Она отвела его (как овцу, подумал он) в ближайший сарай, пахнувший скотом, и он напялил слишком большие заношенные кроссовки Спранге. В рубашке с длинными рукавами, жалко потеющими подмышками, он отбивал мячи и каждый раз мазал, а она, сначала притворявшаяся, будто подыгрывает какой-то шутке, победила свое раздражение, перешла на его сторону площадки и стала учить подавать мяч, сжав его запястье и подталкивая в спину; но он продолжал мазать и все думал: она прикоснулась ко мне.

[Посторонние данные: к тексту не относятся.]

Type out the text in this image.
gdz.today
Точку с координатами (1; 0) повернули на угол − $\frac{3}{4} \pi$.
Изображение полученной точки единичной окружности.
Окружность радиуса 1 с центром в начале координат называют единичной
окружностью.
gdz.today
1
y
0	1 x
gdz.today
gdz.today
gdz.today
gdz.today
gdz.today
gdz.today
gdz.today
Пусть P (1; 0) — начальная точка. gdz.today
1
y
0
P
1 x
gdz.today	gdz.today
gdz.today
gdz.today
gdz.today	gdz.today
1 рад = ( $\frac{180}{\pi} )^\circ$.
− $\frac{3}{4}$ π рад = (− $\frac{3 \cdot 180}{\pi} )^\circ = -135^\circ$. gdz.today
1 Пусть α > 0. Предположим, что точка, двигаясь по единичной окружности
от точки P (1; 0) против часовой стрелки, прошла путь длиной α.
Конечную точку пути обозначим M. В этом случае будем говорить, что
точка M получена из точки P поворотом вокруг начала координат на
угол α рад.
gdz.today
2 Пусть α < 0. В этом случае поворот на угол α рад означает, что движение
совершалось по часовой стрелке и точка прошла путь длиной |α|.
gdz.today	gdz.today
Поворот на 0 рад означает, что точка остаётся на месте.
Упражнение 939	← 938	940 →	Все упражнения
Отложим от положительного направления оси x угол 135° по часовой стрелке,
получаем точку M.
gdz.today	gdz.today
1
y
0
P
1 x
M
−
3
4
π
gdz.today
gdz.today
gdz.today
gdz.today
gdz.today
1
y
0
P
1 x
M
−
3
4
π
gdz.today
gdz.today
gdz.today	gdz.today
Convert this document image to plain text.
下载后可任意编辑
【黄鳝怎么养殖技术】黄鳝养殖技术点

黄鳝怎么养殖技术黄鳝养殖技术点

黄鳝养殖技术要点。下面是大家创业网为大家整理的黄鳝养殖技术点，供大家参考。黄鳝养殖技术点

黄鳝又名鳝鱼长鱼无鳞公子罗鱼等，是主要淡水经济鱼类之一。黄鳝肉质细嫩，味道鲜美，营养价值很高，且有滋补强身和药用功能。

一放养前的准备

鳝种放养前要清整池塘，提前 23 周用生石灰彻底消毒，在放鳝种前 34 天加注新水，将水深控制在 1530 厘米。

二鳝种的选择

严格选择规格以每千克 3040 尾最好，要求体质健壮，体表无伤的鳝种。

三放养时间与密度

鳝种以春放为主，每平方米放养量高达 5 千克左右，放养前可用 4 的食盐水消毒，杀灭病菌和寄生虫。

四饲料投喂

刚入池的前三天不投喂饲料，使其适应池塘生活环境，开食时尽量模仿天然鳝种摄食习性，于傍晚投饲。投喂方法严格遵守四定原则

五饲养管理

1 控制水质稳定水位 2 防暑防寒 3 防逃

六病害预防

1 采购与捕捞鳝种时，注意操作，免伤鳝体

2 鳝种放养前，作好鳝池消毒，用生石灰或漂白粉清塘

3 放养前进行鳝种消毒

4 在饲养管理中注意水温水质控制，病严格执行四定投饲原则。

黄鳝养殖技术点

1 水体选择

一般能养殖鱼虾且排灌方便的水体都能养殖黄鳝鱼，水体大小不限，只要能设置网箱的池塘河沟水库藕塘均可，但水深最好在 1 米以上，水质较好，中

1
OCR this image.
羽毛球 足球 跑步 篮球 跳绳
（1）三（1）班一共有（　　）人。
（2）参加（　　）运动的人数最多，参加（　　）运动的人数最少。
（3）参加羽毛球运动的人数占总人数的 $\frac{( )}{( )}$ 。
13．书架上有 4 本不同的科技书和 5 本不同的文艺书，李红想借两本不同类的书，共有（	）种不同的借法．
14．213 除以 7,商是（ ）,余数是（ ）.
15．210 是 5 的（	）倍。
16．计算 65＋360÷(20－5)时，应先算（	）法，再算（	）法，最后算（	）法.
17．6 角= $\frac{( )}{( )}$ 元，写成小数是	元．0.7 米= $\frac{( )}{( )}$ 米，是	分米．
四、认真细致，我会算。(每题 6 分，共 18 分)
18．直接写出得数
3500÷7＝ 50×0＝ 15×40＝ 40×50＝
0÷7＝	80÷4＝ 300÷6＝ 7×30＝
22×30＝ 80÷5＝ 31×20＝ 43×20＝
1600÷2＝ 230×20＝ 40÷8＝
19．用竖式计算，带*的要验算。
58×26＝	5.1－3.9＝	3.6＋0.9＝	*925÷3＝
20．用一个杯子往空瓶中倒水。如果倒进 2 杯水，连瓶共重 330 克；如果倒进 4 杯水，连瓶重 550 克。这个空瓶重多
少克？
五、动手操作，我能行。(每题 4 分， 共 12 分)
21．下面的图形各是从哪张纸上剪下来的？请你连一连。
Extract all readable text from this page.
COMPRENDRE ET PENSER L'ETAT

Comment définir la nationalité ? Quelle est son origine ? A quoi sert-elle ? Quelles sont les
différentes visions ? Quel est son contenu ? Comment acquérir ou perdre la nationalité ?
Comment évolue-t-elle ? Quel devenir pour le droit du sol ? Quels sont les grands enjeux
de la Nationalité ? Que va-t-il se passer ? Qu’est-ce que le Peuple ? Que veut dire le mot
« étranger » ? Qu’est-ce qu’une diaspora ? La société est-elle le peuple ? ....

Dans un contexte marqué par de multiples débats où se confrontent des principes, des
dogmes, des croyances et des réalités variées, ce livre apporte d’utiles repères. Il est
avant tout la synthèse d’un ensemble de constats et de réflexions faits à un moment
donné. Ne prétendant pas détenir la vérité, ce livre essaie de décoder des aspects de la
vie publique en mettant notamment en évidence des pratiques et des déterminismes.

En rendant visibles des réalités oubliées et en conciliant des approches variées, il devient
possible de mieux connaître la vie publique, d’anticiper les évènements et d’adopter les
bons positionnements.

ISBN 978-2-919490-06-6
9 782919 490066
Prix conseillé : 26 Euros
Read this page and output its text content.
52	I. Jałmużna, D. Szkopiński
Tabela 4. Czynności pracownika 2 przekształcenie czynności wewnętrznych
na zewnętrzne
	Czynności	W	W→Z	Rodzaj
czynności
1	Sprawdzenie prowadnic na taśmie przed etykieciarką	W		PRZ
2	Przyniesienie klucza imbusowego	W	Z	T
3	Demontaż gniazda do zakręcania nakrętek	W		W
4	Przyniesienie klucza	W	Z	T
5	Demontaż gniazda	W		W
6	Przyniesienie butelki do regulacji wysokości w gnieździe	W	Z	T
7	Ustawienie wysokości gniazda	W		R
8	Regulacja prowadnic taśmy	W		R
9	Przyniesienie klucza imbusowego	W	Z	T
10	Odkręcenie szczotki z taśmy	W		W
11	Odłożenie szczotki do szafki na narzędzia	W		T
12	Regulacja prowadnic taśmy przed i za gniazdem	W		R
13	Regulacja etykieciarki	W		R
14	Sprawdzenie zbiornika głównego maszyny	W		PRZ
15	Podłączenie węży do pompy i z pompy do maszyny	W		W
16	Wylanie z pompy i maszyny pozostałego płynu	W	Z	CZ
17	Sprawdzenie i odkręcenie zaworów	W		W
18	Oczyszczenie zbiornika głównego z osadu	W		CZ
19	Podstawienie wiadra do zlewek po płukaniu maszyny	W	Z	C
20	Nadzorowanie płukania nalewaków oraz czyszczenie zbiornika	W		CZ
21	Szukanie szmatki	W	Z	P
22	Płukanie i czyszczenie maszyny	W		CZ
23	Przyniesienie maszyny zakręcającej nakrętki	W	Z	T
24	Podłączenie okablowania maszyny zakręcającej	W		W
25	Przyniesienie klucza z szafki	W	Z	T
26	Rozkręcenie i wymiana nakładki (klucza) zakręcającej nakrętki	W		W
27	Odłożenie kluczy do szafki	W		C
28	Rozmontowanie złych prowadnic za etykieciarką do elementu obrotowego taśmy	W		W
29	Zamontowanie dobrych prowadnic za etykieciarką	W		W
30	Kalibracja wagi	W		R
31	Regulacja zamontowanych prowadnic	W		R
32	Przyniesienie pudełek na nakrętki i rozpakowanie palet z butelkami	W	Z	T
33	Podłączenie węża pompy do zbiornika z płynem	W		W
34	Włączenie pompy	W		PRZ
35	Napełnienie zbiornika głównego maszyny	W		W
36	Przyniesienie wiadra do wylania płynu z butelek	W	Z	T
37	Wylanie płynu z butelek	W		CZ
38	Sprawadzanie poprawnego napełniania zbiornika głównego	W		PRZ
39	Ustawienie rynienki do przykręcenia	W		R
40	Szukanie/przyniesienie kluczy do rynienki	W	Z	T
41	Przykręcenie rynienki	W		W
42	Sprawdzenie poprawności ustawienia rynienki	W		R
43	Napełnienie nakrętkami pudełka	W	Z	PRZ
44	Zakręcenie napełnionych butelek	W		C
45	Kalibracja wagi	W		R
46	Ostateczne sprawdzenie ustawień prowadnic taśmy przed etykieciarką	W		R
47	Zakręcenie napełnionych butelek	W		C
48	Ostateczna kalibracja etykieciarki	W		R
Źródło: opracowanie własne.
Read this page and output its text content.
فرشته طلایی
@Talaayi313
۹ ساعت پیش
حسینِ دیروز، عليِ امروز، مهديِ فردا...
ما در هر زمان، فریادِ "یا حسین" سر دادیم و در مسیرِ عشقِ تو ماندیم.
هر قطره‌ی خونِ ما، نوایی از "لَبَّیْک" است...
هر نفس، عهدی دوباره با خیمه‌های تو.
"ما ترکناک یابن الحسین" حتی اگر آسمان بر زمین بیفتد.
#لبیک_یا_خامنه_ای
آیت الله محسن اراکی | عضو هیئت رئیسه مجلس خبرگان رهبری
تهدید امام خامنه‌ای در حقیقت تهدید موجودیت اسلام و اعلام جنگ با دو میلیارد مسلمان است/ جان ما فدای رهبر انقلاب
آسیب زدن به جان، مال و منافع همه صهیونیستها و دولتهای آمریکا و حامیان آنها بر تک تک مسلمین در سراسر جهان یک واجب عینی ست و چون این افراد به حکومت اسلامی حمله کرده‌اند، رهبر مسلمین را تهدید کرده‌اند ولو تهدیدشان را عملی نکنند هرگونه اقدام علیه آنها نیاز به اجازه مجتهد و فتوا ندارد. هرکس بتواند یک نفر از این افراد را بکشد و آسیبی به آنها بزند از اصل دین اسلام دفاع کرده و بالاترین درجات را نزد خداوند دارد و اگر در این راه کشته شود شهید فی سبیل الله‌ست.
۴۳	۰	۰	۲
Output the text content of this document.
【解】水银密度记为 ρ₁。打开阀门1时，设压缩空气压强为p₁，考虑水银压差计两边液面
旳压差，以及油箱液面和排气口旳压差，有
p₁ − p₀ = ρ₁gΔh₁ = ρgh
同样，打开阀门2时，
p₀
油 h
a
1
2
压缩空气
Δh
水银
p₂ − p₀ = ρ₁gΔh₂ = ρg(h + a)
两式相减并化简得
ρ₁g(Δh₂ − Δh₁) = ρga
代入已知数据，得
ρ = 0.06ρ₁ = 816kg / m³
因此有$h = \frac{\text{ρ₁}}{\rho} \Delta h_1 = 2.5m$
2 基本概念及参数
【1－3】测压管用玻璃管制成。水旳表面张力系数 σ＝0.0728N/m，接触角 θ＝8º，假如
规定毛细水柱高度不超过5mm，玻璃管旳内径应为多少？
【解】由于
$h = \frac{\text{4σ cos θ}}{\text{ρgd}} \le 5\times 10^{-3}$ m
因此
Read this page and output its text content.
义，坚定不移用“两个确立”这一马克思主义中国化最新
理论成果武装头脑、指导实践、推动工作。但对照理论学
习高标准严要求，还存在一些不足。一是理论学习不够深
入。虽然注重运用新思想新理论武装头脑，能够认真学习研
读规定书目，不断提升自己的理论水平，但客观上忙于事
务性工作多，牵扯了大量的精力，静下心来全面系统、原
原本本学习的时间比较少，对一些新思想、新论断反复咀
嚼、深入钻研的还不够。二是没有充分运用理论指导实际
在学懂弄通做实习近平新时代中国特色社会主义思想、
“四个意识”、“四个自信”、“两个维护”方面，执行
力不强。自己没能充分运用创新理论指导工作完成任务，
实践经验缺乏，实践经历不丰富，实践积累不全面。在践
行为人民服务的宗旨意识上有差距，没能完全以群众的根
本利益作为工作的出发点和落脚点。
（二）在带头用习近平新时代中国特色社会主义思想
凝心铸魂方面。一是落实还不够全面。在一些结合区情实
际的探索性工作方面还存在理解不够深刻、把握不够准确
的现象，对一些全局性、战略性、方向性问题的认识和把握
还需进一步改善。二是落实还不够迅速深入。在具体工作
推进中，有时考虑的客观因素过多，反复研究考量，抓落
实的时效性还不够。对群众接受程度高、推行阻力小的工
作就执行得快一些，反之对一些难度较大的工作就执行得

Учитель, потягивая на веранде чай маленькими глотками, который он предпочел бы проглотить залпом, такая жажда его мучила и столь обессилен он был, сочинял небылицы о своей юности во Фрисландии, после чего перешел к анекдотам (какая врачебная специальность у него была?) из автобиографии психиатра, которую он одолел во время самостоятельных уроков неделю назад (неужели всего неделю назад? Он прогнал навалившееся на него брюзгливое воспоминание о скоте на школьном дворе, Директоре, об Элизабет, предавшей его), она жадно слушала, и он должен был во всех подробностях описывать внешность и поведение убийцы-насильника, она улыбнулась и спросила, а исцелялось ли когда-нибудь такое, подобная склонность к уничтожению объекта вожделения или любви, и он подумал: она прямо зубами вцепляется, шлюха, изображающая послушницу, она вгрызается, монахиня грунхаутская, хавермаутская, алмаутская, и он сказал: «Конечно» – и нагромоздил массу примеров из своей практики. Все это время она держала в руке теннисный мяч, мягкий теннисный мяч, словно изъеденное червями яблоко, то и дело подбрасывая его вверх. Когда же учитель наконец поинтересовался, куда запропастился мальчик, она предположила, что он сейчас, вероятно, навещает маму. У отца есть обыкновение сразу каж-до-го тащить к своей жене, когда она больная лежит в постели, что случается довольно часто. Она потеряла нить разговора. Тогда она спросила, при себе ли у них с мальчиком чемоданы, и когда учитель ответил, что они остановились в трактире, она испугалась. Он совершил досадный промах. Она куснула теннисный мяч, ее полные напряженные губы, сильные, ровные зубы сжали его грязно-белую, истертую, покрытую щетиной кожу, она повертела мячик в своих длинных пальцах, снова прикусила, непроизвольно лизнула и впилась зубами в его округлое тело, и когда мяч опять вниз-вверх запрыгал у нее в руке, его бока влажно поблескивали. Учитель внезапно почувствовал себя разоблаченным, одиноким в этом доме. Сверху, справа от него, надтреснутый женский голос, сопровождаемый ломкими, надтреснутыми звуками пианино, распевал какую-то романтическую песню.